By the way, is it true that the generated tree sizes can only be numbers from "valid_budget": [1, 2, 4, 8, 16, 32, 64] ? And to allow for more tree size numbers, in the config.json, the data points of more valid_budgets have to be provided there?

dreaming-panda commented 3 months ago

Yes, the generated tree sizes can only be numbers from "valid_budget".

singularity-s0 commented 3 months ago

How to determine the optimal depth and budget? Can you share the config.json that generated the example A100 and L40 growmaps in this repository?

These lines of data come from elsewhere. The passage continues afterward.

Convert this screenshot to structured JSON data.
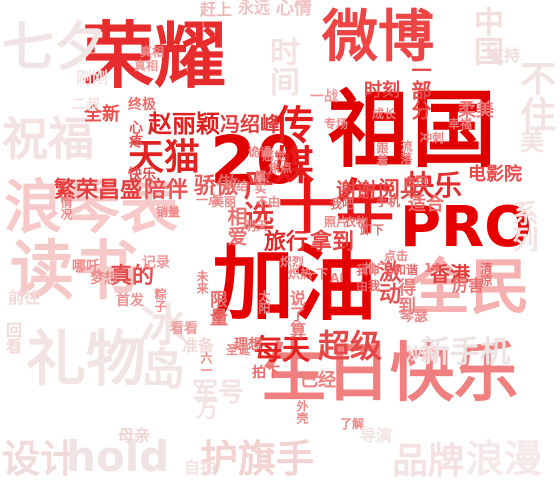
{
  "words": [
    {
      "text": "荣耀",
      "tier": "big",
      "color": "#e62c2c"
    },
    {
      "text": "微博",
      "tier": "big",
      "color": "#ee4444"
    },
    {
      "text": "祖国",
      "tier": "big",
      "color": "#e10000"
    },
    {
      "text": "20",
      "tier": "big",
      "color": "#e10000"
    },
    {
      "text": "十年",
      "tier": "big",
      "color": "#e61616"
    },
    {
      "text": "PRO",
      "tier": "big",
      "color": "#e60000"
    },
    {
      "text": "加油",
      "tier": "big",
      "color": "#e40000"
    },
    {
      "text": "全民",
      "tier": "big",
      "color": "#f6b0b0"
    },
    {
      "text": "生日快乐",
      "tier": "big",
      "color": "#f08080"
    },
    {
      "text": "读书",
      "tier": "big",
      "color": "#f6c9c9"
    },
    {
      "text": "浪琴表",
      "tier": "big",
      "color": "#f7c9c9"
    },
    {
      "text": "礼物",
      "tier": "big",
      "color": "#f3e4e4"
    },
    {
      "text": "设计",
      "tier": "mid",
      "color": "#f1dada"
    },
    {
      "text": "hold",
      "tier": "mid",
      "color": "#efe3e3"
    },
    {
      "text": "护旗手",
      "tier": "mid",
      "color": "#f3d2d2"
    },
    {
      "text": "品牌",
      "tier": "mid",
      "color": "#f4e2e2"
    },
    {
      "text": "浪漫",
      "tier": "mid",
      "color": "#f4e8e8"
    },
    {
      "text": "新手机",
      "tier": "mid",
      "color": "#eee3e3"
    },
    {
      "text": "冰岛",
      "tier": "mid",
      "color": "#f3e4e4"
    },
    {
      "text": "祝福",
      "tier": "mid",
      "color": "#f4e2e2"
    },
    {
      "text": "七夕",
      "tier": "mid",
      "color": "#f1e4e4"
    },
    {
      "text": "天猫",
      "tier": "mid",
      "color": "#e02222"
    },
    {
      "text": "传媒",
      "tier": "mid",
      "color": "#e51a1a"
    },
    {
      "text": "赵丽颖",
      "tier": "mid",
      "color": "#e01f1f"
    },
    {
      "text": "冯绍峰",
      "tier": "small",
      "color": "#e23c3c"
    },
    {
      "text": "每天",
      "tier": "mid",
      "color": "#e61f1f"
    },
    {
      "text": "超级",
      "tier": "mid",
      "color": "#e64848"
    },
    {
      "text": "严选",
      "tier": "mid",
      "color": "#e43a3a"
    },
    {
      "text": "快乐",
      "tier": "mid",
      "color": "#e02e2e"
    },
    {
      "text": "谢谢",
      "tier": "small",
      "color": "#e84a4a"
    },
    {
      "text": "阅兵",
      "tier": "small",
      "color": "#e44545"
    },
    {
      "text": "旅行",
      "tier": "small",
      "color": "#e22a2a"
    },
    {
      "text": "拿到",
      "tier": "small",
      "color": "#e44444"
    },
    {
      "text": "香港",
      "tier": "small",
      "color": "#e23d3d"
    },
    {
      "text": "激动",
      "tier": "small",
      "color": "#e84e4e"
    },
    {
      "text": "繁荣昌盛",
      "tier": "small",
      "color": "#e63c3c"
    },
    {
      "text": "陪伴",
      "tier": "small",
      "color": "#e85151"
    },
    {
      "text": "骄傲",
      "tier": "small",
      "color": "#e55d5d"
    },
    {
      "text": "真的",
      "tier": "small",
      "color": "#e64a4a"
    },
    {
      "text": "相爱",
      "tier": "small",
      "color": "#e77272"
    },
    {
      "text": "电影院",
      "tier": "small",
      "color": "#e94b4b"
    },
    {
      "text": "已经",
      "tier": "small",
      "color": "#ee8080"
    },
    {
      "text": "适合",
      "tier": "small",
      "color": "#ef6e6e"
    },
    {
      "text": "时刻",
      "tier": "small",
      "color": "#e94747"
    },
    {
      "text": "一部分",
      "tier": "small",
      "color": "#e84a4a"
    },
    {
      "text": "柔美",
      "tier": "small",
      "color": "#ec7575"
    },
    {
      "text": "全新",
      "tier": "small",
      "color": "#e85050"
    },
    {
      "text": "终极",
      "tier": "small",
      "color": "#ec6e6e"
    },
    {
      "text": "心疼",
      "tier": "small",
      "color": "#eb5757"
    },
    {
      "text": "快乐",
      "tier": "small",
      "color": "#e05252"
    },
    {
      "text": "首发",
      "tier": "small",
      "color": "#ed9494"
    },
    {
      "text": "看看",
      "tier": "small",
      "color": "#ee9d9d"
    },
    {
      "text": "限量",
      "tier": "small",
      "color": "#e96a6a"
    },
    {
      "text": "说了算",
      "tier": "small",
      "color": "#ec7a7a"
    },
    {
      "text": "拍下",
      "tier": "small",
      "color": "#e96a6a"
    },
    {
      "text": "理想",
      "tier": "small",
      "color": "#ea7272"
    },
    {
      "text": "哪吒",
      "tier": "small",
      "color": "#ee8a8a"
    },
    {
      "text": "梦想",
      "tier": "small",
      "color": "#ee8a8a"
    },
    {
      "text": "记录",
      "tier": "small",
      "color": "#ef9a9a"
    },
    {
      "text": "厉害",
      "tier": "small",
      "color": "#e97070"
    },
    {
      "text": "得到",
      "tier": "small",
      "color": "#ec7c7c"
    },
    {
      "text": "琴瑟",
      "tier": "small",
      "color": "#ec8a8a"
    },
    {
      "text": "一战",
      "tier": "small",
      "color": "#ee9a9a"
    },
    {
      "text": "赶上",
      "tier": "small",
      "color": "#eeb8b8"
    },
    {
      "text": "永远",
      "tier": "small",
      "color": "#f0c4c4"
    },
    {
      "text": "心情",
      "tier": "small",
      "color": "#f0c4c4"
    },
    {
      "text": "中国",
      "tier": "small",
      "color": "#f3dede"
    },
    {
      "text": "时间",
      "tier": "small",
      "color": "#f3e2e2"
    },
    {
      "text": "支持",
      "tier": "small",
      "color": "#f1dcdc"
    },
    {
      "text": "刚刚",
      "tier": "small",
      "color": "#f3e6e6"
    },
    {
      "text": "二叔",
      "tier": "small",
      "color": "#f3e2e2"
    },
    {
      "text": "幸福",
      "tier": "small",
      "color": "#ee7e7e"
    },
    {
      "text": "真相",
      "tier": "small",
      "color": "#ee9a9a"
    },
    {
      "text": "前往",
      "tier": "small",
      "color": "#f3dada"
    },
    {
      "text": "回看",
      "tier": "small",
      "color": "#f3dada"
    },
    {
      "text": "准备",
      "tier": "small",
      "color": "#f3dada"
    },
    {
      "text": "沙滩",
      "tier": "small",
      "color": "#f3dada"
    },
    {
      "text": "母亲",
      "tier": "small",
      "color": "#f1d4d4"
    },
    {
      "text": "自拍",
      "tier": "small",
      "color": "#f3e2e2"
    },
    {
      "text": "导演",
      "tier": "small",
      "color": "#f3e2e2"
    },
    {
      "text": "系列",
      "tier": "small",
      "color": "#f3e2e2"
    },
    {
      "text": "不住",
      "tier": "small",
      "color": "#f3e2e2"
    },
    {
      "text": "美",
      "tier": "small",
      "color": "#f3e2e2"
    },
    {
      "text": "万",
      "tier": "small",
      "color": "#f3e2e2"
    },
    {
      "text": "军号",
      "tier": "small",
      "color": "#f3e2e2"
    },
    {
      "text": "AI",
      "tier": "tiny",
      "color": "#ee8888"
    },
    {
      "text": "14",
      "tier": "tiny",
      "color": "#ee7070"
    },
    {
      "text": "我命",
      "tier": "tiny",
      "color": "#e86a6a"
    },
    {
      "text": "由我",
      "tier": "tiny",
      "color": "#e86a6a"
    },
    {
      "text": "和谐",
      "tier": "tiny",
      "color": "#e86a6a"
    },
    {
      "text": "清凉",
      "tier": "tiny",
      "color": "#e86a6a"
    },
    {
      "text": "古田",
      "tier": "tiny",
      "color": "#e86a6a"
    },
    {
      "text": "手机",
      "tier": "tiny",
      "color": "#e86a6a"
    },
    {
      "text": "卸下",
      "tier": "tiny",
      "color": "#e86a6a"
    },
    {
      "text": "衣物",
      "tier": "tiny",
      "color": "#e86a6a"
    },
    {
      "text": "我吧",
      "tier": "tiny",
      "color": "#e86a6a"
    },
    {
      "text": "炽热",
      "tier": "tiny",
      "color": "#ee8888"
    },
    {
      "text": "炽烈",
      "tier": "tiny",
      "color": "#ee8888"
    },
    {
      "text": "未来",
      "tier": "tiny",
      "color": "#ee8888"
    },
    {
      "text": "粽子",
      "tier": "tiny",
      "color": "#ee8888"
    },
    {
      "text": "太阳",
      "tier": "tiny",
      "color": "#ee8888"
    },
    {
      "text": "六一",
      "tier": "tiny",
      "color": "#ee8888"
    },
    {
      "text": "一下",
      "tier": "tiny",
      "color": "#ee8888"
    },
    {
      "text": "感觉",
      "tier": "tiny",
      "color": "#ee8888"
    },
    {
      "text": "推广",
      "tier": "tiny",
      "color": "#ee8888"
    },
    {
      "text": "一点",
      "tier": "tiny",
      "color": "#ee8888"
    },
    {
      "text": "诡谲",
      "tier": "tiny",
      "color": "#ee8888"
    },
    {
      "text": "纠结",
      "tier": "tiny",
      "color": "#ee8888"
    },
    {
      "text": "属实",
      "tier": "tiny",
      "color": "#ee8888"
    },
    {
      "text": "照片",
      "tier": "tiny",
      "color": "#ee8888"
    },
    {
      "text": "不由",
      "tier": "tiny",
      "color": "#ee8888"
    },
    {
      "text": "美丽",
      "tier": "tiny",
      "color": "#ee8888"
    },
    {
      "text": "冲刺",
      "tier": "tiny",
      "color": "#ee8888"
    },
    {
      "text": "跟着",
      "tier": "tiny",
      "color": "#ee8888"
    },
    {
      "text": "流落",
      "tier": "tiny",
      "color": "#ee8888"
    },
    {
      "text": "成长",
      "tier": "tiny",
      "color": "#ee8888"
    },
    {
      "text": "点击",
      "tier": "tiny",
      "color": "#ee8888"
    },
    {
      "text": "圣诞",
      "tier": "tiny",
      "color": "#ee8888"
    },
    {
      "text": "焦点",
      "tier": "tiny",
      "color": "#ee8888"
    },
    {
      "text": "明天",
      "tier": "tiny",
      "color": "#ee8888"
    },
    {
      "text": "外壳",
      "tier": "tiny",
      "color": "#ee8888"
    },
    {
      "text": "了解",
      "tier": "tiny",
      "color": "#ee8888"
    },
    {
      "text": "销量",
      "tier": "tiny",
      "color": "#ee8888"
    },
    {
      "text": "情况",
      "tier": "tiny",
      "color": "#ee8888"
    },
    {
      "text": "专场",
      "tier": "tiny",
      "color": "#ee8888"
    },
    {
      "text": "真相",
      "tier": "tiny",
      "color": "#ee8888"
    }
  ]
}
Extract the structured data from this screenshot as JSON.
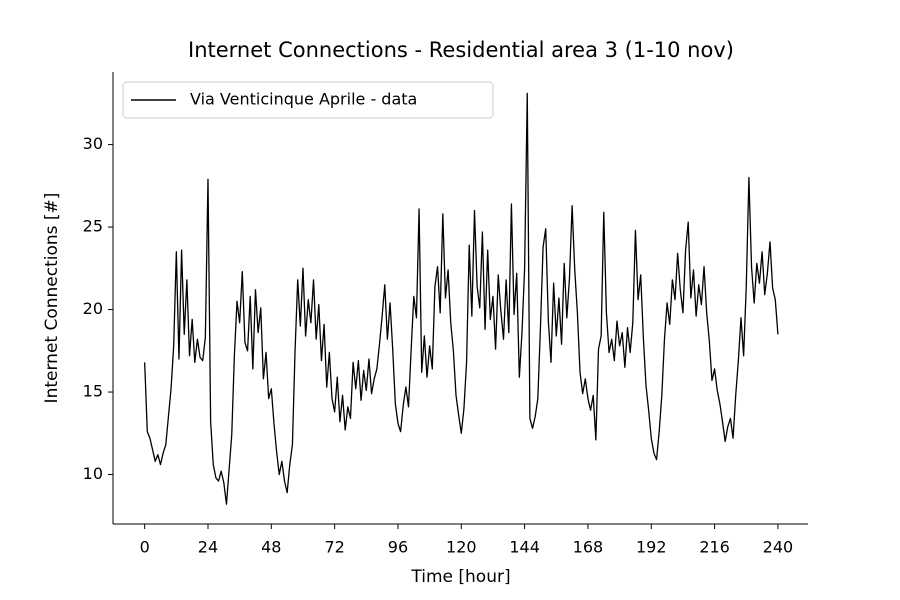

singularity-s0 commented 3 months ago

Some explanation: draft_time is the time for one draft model's forward pass. target_time is the time for one draft model's forward pass corresponding to the valid budget.

Is there a typo here? Shouldn't target_time be the time for a verification pass?

briskerkazoos commented 2 months ago

Some explanation: draft_time is the time for one draft model's forward pass. target_time is the time for one draft model's forward pass corresponding to the valid budget.

Is there a typo here? Shouldn't target_time be the time for a verification pass?

I have the same question.

"draft_time": 0.0003

What is the unit of this value? I don't think any model can complete the forward pass within 0.0003 seconds?